In a calendar that is bursting at the seams, it’s the format that has the least powerful compelling reasons to continue. The argument that it makes a stack of advertising rupees in India is not, despite certain influential voices to the contrary, a particularly good one.
So what’s the answer? Give the format a little tweak. Not a Shane Warne-esque rip, not a even a Graeme Swann-ish spin, but a Paul-Harris-(can-you-really-call-him-a-spinner?)-esque tweak.
The key changes this time around are as follows:
- The bowling powerplay is gone
- Four fielders maximum outside the circle in non-powerplay overs
- Bowlers can bowl two short-pitched deliveries in an over, rather than one
Now, the bouncers aren’t such a bad idea in theory, even if it won’t be tested much in India. It should keep batsmen on their toes against the pacers.
But here’s the real issue. The powerplays don’t work at all, so fiddling with them is as worthwhile an exercise as complaining that the BCCI don’t adopt Hawk-Eye.
The bowling powerplay got the chop because time and again the fielding side took them as soon as the first powerplay was over. It scarcely mattered what the state of the game was – that’s what they did. So after a while the rules were changed so you couldn’t take them after 10 overs – it had to be after 15. Guess when captains started taking them then.

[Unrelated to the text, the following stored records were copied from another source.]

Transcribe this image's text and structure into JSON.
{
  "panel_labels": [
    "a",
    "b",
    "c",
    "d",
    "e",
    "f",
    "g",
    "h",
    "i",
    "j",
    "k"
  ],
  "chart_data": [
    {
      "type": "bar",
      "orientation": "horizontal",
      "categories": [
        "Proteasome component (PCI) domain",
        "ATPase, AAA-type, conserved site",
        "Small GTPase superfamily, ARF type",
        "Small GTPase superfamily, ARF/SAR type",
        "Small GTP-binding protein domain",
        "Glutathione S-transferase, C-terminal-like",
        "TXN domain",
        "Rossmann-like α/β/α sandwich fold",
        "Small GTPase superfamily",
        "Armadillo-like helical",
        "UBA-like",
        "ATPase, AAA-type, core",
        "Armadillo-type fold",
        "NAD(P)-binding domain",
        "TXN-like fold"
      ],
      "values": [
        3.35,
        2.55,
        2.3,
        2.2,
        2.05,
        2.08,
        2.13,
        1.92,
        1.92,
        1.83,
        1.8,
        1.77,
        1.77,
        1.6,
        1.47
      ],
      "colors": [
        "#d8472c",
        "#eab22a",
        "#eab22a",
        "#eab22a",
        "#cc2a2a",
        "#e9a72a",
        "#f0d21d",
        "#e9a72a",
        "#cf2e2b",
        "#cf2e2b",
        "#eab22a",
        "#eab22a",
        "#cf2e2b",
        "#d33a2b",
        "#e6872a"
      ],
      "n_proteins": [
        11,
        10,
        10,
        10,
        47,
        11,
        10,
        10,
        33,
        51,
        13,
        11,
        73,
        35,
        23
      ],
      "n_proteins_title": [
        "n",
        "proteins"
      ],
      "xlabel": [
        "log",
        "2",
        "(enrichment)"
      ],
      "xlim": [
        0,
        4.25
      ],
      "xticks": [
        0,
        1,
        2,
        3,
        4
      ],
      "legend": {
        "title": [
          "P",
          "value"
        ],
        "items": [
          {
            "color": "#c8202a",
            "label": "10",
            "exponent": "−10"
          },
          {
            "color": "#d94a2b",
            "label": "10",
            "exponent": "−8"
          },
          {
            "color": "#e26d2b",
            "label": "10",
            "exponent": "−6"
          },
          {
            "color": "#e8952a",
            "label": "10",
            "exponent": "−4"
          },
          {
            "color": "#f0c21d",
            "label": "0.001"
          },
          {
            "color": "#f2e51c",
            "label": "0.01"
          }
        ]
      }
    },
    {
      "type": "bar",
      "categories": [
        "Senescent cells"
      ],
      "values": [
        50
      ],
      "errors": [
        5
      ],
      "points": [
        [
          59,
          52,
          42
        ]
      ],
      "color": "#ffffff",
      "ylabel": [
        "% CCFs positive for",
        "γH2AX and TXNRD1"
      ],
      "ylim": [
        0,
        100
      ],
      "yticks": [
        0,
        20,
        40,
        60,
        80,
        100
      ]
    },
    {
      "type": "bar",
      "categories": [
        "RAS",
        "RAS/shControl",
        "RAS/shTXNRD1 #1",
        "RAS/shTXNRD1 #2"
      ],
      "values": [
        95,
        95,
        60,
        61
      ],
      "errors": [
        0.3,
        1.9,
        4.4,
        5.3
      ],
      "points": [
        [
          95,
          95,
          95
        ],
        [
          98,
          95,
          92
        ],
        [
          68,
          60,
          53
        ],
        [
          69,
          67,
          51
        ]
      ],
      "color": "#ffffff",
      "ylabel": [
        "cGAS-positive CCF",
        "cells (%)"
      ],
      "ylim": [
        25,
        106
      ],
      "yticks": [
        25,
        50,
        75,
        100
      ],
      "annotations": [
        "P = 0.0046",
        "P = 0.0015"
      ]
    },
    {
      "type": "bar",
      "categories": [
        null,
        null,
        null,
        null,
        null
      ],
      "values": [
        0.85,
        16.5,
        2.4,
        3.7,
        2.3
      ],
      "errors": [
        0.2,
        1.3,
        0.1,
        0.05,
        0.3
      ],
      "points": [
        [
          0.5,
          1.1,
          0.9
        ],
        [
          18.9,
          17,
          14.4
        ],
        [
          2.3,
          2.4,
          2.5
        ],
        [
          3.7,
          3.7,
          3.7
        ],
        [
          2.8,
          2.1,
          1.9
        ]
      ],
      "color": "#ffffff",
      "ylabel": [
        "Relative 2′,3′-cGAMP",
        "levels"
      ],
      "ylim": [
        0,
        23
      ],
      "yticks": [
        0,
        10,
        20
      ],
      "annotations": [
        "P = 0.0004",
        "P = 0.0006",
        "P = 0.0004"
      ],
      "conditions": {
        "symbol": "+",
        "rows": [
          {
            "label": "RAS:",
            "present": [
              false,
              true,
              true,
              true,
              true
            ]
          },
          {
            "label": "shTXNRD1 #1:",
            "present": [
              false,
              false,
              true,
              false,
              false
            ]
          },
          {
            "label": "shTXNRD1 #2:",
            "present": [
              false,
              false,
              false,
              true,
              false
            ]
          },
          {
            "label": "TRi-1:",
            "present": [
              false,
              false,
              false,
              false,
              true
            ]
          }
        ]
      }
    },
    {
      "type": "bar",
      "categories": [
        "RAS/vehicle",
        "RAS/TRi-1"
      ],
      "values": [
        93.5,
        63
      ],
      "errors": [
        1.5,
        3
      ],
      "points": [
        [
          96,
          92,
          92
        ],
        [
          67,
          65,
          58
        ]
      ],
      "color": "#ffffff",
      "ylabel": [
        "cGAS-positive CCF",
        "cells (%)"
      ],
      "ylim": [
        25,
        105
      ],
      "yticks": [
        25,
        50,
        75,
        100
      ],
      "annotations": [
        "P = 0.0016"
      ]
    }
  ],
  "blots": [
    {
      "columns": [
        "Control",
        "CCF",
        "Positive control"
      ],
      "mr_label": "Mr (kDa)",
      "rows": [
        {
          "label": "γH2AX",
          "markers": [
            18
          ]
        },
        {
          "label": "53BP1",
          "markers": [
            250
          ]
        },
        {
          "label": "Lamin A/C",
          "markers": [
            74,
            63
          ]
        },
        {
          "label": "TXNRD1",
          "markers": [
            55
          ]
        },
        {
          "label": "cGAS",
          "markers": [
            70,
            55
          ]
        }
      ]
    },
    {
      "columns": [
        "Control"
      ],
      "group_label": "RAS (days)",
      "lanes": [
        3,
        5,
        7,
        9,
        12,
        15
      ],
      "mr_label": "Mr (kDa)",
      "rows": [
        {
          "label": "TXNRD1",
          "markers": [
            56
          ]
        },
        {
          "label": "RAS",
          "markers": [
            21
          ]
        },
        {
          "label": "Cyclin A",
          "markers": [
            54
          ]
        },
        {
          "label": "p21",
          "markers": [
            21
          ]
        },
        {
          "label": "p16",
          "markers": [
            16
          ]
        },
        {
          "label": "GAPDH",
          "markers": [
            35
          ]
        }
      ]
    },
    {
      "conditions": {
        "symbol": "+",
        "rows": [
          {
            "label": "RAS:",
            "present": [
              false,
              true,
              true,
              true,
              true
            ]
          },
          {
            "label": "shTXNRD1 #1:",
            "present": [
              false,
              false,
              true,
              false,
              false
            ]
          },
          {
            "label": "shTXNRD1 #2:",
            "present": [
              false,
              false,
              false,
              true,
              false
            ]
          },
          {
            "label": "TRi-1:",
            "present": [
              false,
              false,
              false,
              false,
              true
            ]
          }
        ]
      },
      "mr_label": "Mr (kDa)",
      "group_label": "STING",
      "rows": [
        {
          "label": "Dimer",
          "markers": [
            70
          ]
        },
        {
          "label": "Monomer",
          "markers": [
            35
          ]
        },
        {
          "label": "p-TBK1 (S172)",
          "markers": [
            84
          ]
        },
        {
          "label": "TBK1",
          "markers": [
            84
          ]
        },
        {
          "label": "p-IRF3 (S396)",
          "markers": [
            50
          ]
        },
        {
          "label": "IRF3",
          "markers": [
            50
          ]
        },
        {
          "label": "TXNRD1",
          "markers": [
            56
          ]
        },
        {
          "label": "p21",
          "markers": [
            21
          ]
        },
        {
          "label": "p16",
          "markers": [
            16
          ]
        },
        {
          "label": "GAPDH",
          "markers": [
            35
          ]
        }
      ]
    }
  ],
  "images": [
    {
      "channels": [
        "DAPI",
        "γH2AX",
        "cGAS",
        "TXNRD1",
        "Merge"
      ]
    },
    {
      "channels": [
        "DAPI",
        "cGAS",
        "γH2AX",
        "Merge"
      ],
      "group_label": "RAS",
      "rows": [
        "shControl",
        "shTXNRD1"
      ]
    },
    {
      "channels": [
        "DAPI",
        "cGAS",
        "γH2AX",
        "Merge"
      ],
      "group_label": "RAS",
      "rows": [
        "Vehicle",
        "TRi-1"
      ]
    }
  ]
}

So the bowling powerplay gone. And what we’re left with instead is the totally dynamic and flexible batting powerplay, which must be taken absolutely no later than overs 36-40.
You’ll win no prizes for guessing when everyone takes those. Actually, forget that – you win a free bowling powerplay. Take it whenever you want.
Perhaps the powerplay should work – if captains were inclined to use it as an attempt to capitalise on momentum. But they don’t, and after several years of trying, surely the best course of action is to abandon the whole enterprise.
Or perhaps Cowers has this all wrong, and what we actually need is much, much more legislation. After all, ODIs already largely work to a template. Why not just use the laws of the game to make sure said template is adhered to?
To save an expensive conference at a five-star monolith in the United Arab Emirates with the great and the good of cricket, Cowers has written a proposal. Just have the ICC rubber-stamp it and give him a non-executive director’s position whenever they get round to it:
Overs 1-5 – Bowl seam. ‘Brave captaincy’ choice of a spinner may be permitted on subcontinental pitches.
Overs 6-10 – Swap a seamer for a seamer. If the batsmen have started well an appeal can be made to the umpires to allow a ‘change of ends’ for one misfiring seamer.
Overs 11-15 – Get spinners on. Set field back. Concede four runs in singles.
Over 16-20 – ‘Shock’ batsmen out of their rhythm by reintroducing a seamer.
Overs 20-25 – Spinners to be reintroduced. Boundaries are forbidden. All scoring shots must involve some interpretation of the concept of ‘milking’.
Overs 26-30 – Bowling captain to bowl part-time spinner and/or medium-pacer.
Overs 30-35 – Batsmen must meet in the middle between every ball to debate whether to consolidate or accelerate.
Overs 36-40 – The batting powerplay (if we must)
Overs 41-50 – Hitting essential – forward defensive strokes can be given out by the umpire.
Furthermore, if any of the revised ODI laws are not adhered to, captains can be punished by having match fees docked, serving bans, or in the most extreme cases, being forced to take their powerplays at a different time than usual.
Too far-fetched? We live in times where England have just won a ‘live’ ODI against India in India for the first time in 11 years – a time when a new-fangled device called an iPod was making waves, the Iraq War was just a twinkle in the American President’s eye, and LOLcats were still years away. Things move on.
And before you dismiss it out of hand, remember the rule-makers came up with and implemented the Supersub rule. Doesn’t sound so mad after all, does it?